Sunday, October 17, 2010

Better Means, a multitude initiative to production

BetterMeans proposes a very similar model to the Discovery Network.

"The Open Enterprise is a new organizational design. Unlike organizations using traditional management structures, Open Enterprises replace the command and control hierarchy with a meritocracy based on collaboration and open participation.

Organizations that adopt this new organizational structure can make decisions faster and respond quicker to their markets. They look more like living dynamic networks, and less like pyramids. People working in these organizations will have (and feel) more ownership. They’re more engaged in their work, and have the freedom to work on what they want, when they want to. Most importantly this model enables people to once again bring their full humanity – values, beliefs and passions – to the workplace, removing disconnect between organizational and personal values."


  1. Thanks for posting this, Tibi. I've just visited (and joined) the 'Better Means' site.

    My reaction? A great little site with well articulated concepts that have many obvious synergies with Multitude's proposals.

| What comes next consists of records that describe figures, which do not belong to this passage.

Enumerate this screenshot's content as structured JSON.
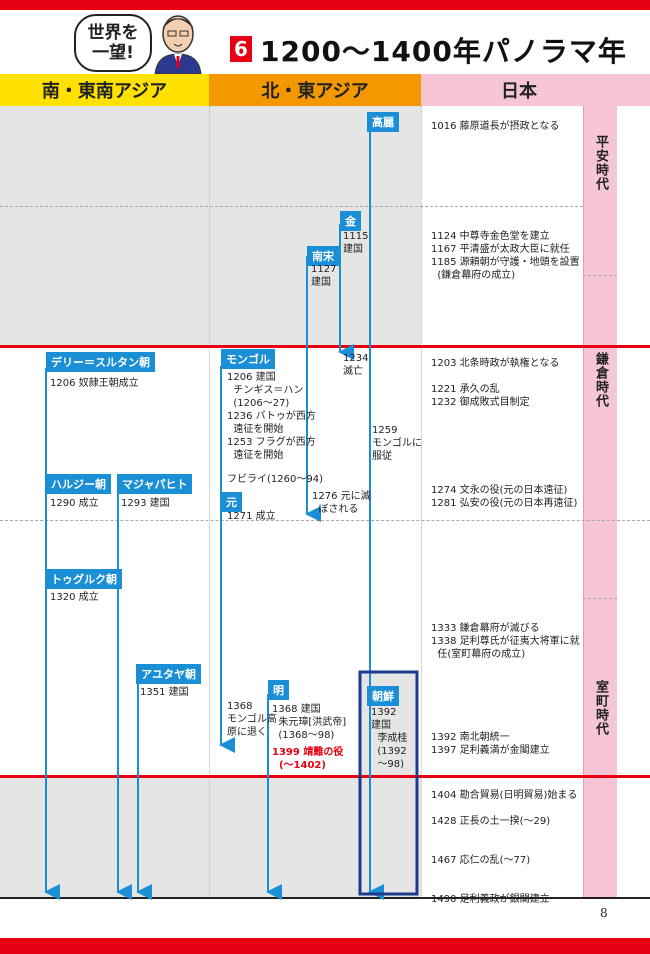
{
  "header": {
    "bubble_line1": "世界を",
    "bubble_line2": "一望!",
    "number": "6",
    "title": "1200〜1400年パノラマ年表"
  },
  "columns": {
    "south_east_asia": "南・東南アジア",
    "north_east_asia": "北・東アジア",
    "japan": "日本"
  },
  "labels": {
    "goryeo": "高麗",
    "jin": "金",
    "southern_song": "南宋",
    "delhi": "デリー＝スルタン朝",
    "mongol": "モンゴル",
    "khalji": "ハルジー朝",
    "majapahit": "マジャパヒト",
    "yuan": "元",
    "tughlaq": "トゥグルク朝",
    "ayutthaya": "アユタヤ朝",
    "ming": "明",
    "joseon": "朝鮮"
  },
  "notes": {
    "jin_1115": "1115\n建国",
    "song_1127": "1127\n建国",
    "jin_1234": "1234\n滅亡",
    "goryeo_1259": "1259\nモンゴルに\n服従",
    "delhi_1206": "1206 奴隷王朝成立",
    "mongol_1206": "1206 建国\n  チンギス＝ハン\n  (1206〜27)\n1236 バトゥが西方\n  遠征を開始\n1253 フラグが西方\n  遠征を開始",
    "yuan_kublai": "フビライ(1260〜94)",
    "song_1276": "1276 元に滅\n  ぼされる",
    "khalji_1290": "1290 成立",
    "majapahit_1293": "1293 建国",
    "yuan_1271": "1271 成立",
    "tughlaq_1320": "1320 成立",
    "ayutthaya_1351": "1351 建国",
    "yuan_1368": "1368\nモンゴル高\n原に退く",
    "ming_1368": "1368 建国\n  朱元璋[洪武帝]\n  (1368〜98)",
    "ming_1399": "1399 靖難の役\n  (〜1402)",
    "joseon_1392": "1392\n建国\n  李成桂\n  (1392\n  〜98)"
  },
  "japan_events": [
    "1016 藤原道長が摂政となる",
    "1124 中尊寺金色堂を建立\n1167 平清盛が太政大臣に就任\n1185 源頼朝が守護・地頭を設置\n  (鎌倉幕府の成立)",
    "1203 北条時政が執権となる\n\n1221 承久の乱\n1232 御成敗式目制定",
    "1274 文永の役(元の日本遠征)\n1281 弘安の役(元の日本再遠征)",
    "1333 鎌倉幕府が滅びる\n1338 足利尊氏が征夷大将軍に就\n  任(室町幕府の成立)",
    "1392 南北朝統一\n1397 足利義満が金閣建立",
    "1404 勘合貿易(日明貿易)始まる\n\n1428 正長の土一揆(〜29)\n\n\n1467 応仁の乱(〜77)\n\n\n1490 足利義政が銀閣建立"
  ],
  "eras": {
    "heian": "平安時代",
    "kamakura": "鎌倉時代",
    "muromachi": "室町時代"
  },
  "page_number": "8"
}
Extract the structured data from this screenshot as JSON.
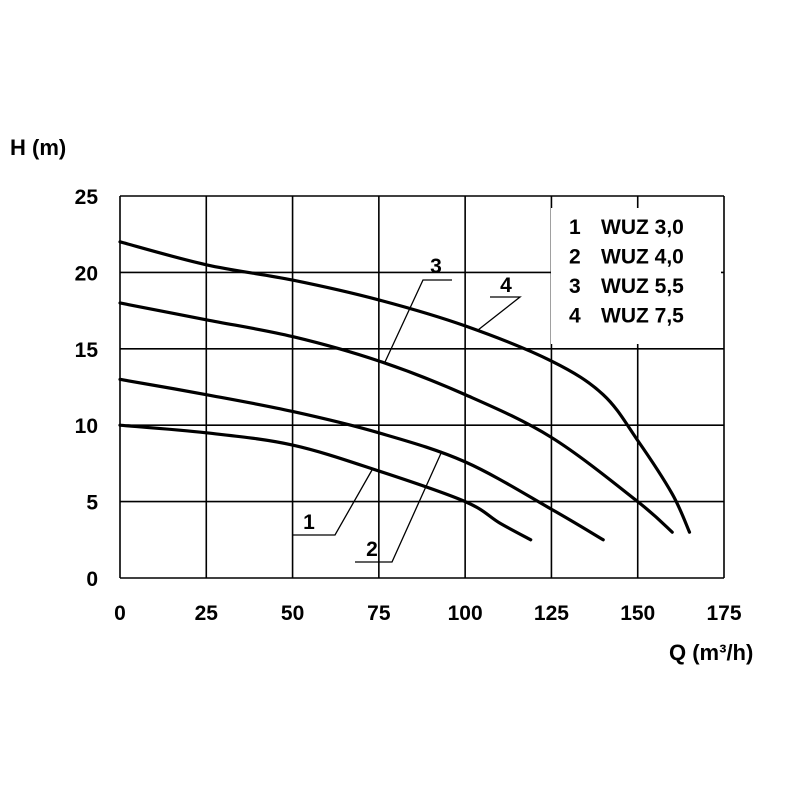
{
  "chart_data": {
    "type": "line",
    "title": "",
    "ylabel": "H (m)",
    "xlabel": "Q (m³/h)",
    "xlim": [
      0,
      175
    ],
    "ylim": [
      0,
      25
    ],
    "x_ticks": [
      0,
      25,
      50,
      75,
      100,
      125,
      150,
      175
    ],
    "y_ticks": [
      0,
      5,
      10,
      15,
      20,
      25
    ],
    "grid": true,
    "legend_position": "top-right",
    "series": [
      {
        "name": "WUZ 3,0",
        "label": "1",
        "legend_index": "1",
        "x": [
          0,
          25,
          50,
          75,
          100,
          110,
          119
        ],
        "y": [
          10,
          9.5,
          8.7,
          7.0,
          5.0,
          3.6,
          2.5
        ]
      },
      {
        "name": "WUZ 4,0",
        "label": "2",
        "legend_index": "2",
        "x": [
          0,
          25,
          50,
          75,
          100,
          125,
          140
        ],
        "y": [
          13,
          12,
          10.9,
          9.5,
          7.6,
          4.5,
          2.5
        ]
      },
      {
        "name": "WUZ 5,5",
        "label": "3",
        "legend_index": "3",
        "x": [
          0,
          25,
          50,
          75,
          100,
          125,
          150,
          160
        ],
        "y": [
          18,
          16.9,
          15.8,
          14.2,
          12.0,
          9.2,
          5.0,
          3.0
        ]
      },
      {
        "name": "WUZ 7,5",
        "label": "4",
        "legend_index": "4",
        "x": [
          0,
          25,
          50,
          75,
          100,
          125,
          140,
          150,
          160,
          165
        ],
        "y": [
          22,
          20.5,
          19.5,
          18.2,
          16.5,
          14.2,
          12.0,
          9.0,
          5.5,
          3.0
        ]
      }
    ],
    "annotations": [
      "1",
      "2",
      "3",
      "4"
    ]
  }
}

    The fact is, no matter where you choose to look, the future in tentatively starting to emerge ... and no matter how hard the status quo may struggle to maintain the ascendancy, IT IS ULTIMATELY UNSUSTAINABLE and the forces of change will prove too powerful.

    The days when obscene levels of wealth are concentrated in fewer and fewer hands are numbered.

    The new economy will be shaped from the bottom up in a process that is democratic, transparent and driven by a universal need for the whole of mankind to survive the ongoing economic crisis and to ultimately thrive and prosper.

    Moreover, the forces of change should not be in competition with one another ... because that way only the status quo ultimately benefits.

    As you, Tibi, have noted elsewhere, there is a growing realization that the traditional ways of doing things no longer work effectively.

    However, when one compares the different solutions that are being bandied about, there appears also to be a growing consensus building around the kind of approaches that do.

    Let's move away from competition, accept we have much in common and unite to become the driving force shaping the new economy.

  2. Ian, I agree with you that "the forces of change should not be in competition with one another ... because that way only the status quo ultimately benefits."

    The new economy IS emerging and at this point in time we don't know which concept is the most economically viable, and in which context of application. We need to build an ecosystem of (semi-)open collaborative networks for production and to let them exchange DNA with each other. I proposed BetterMeans to collaborate, to learn how to play each other's game and to engage in each other's game in order to improve our games, and even to create other variations. They seam to be very open!

    BetterMeans and Multitude's Discovery Network are not the only games. See also Indeken, innocentive, and many others. My call to every designer of such games is to join the league.

    In the end this is what we do, designing games. People out there will chose the ones to play, depending on their situation.

    And I have another advice for all game designers. Don't go with the assumption that you will be able to control the game you create, and to extract value from players. It's not going to work at the large scale. Sooner or later, someone out there will release a free game very similar to yours. In the Internet age people always have the free (as in 0$ AND as in freedom) choice. Think large scale. Try to extract value by giving a lot rather than by controlling; it is actually possible at large scale.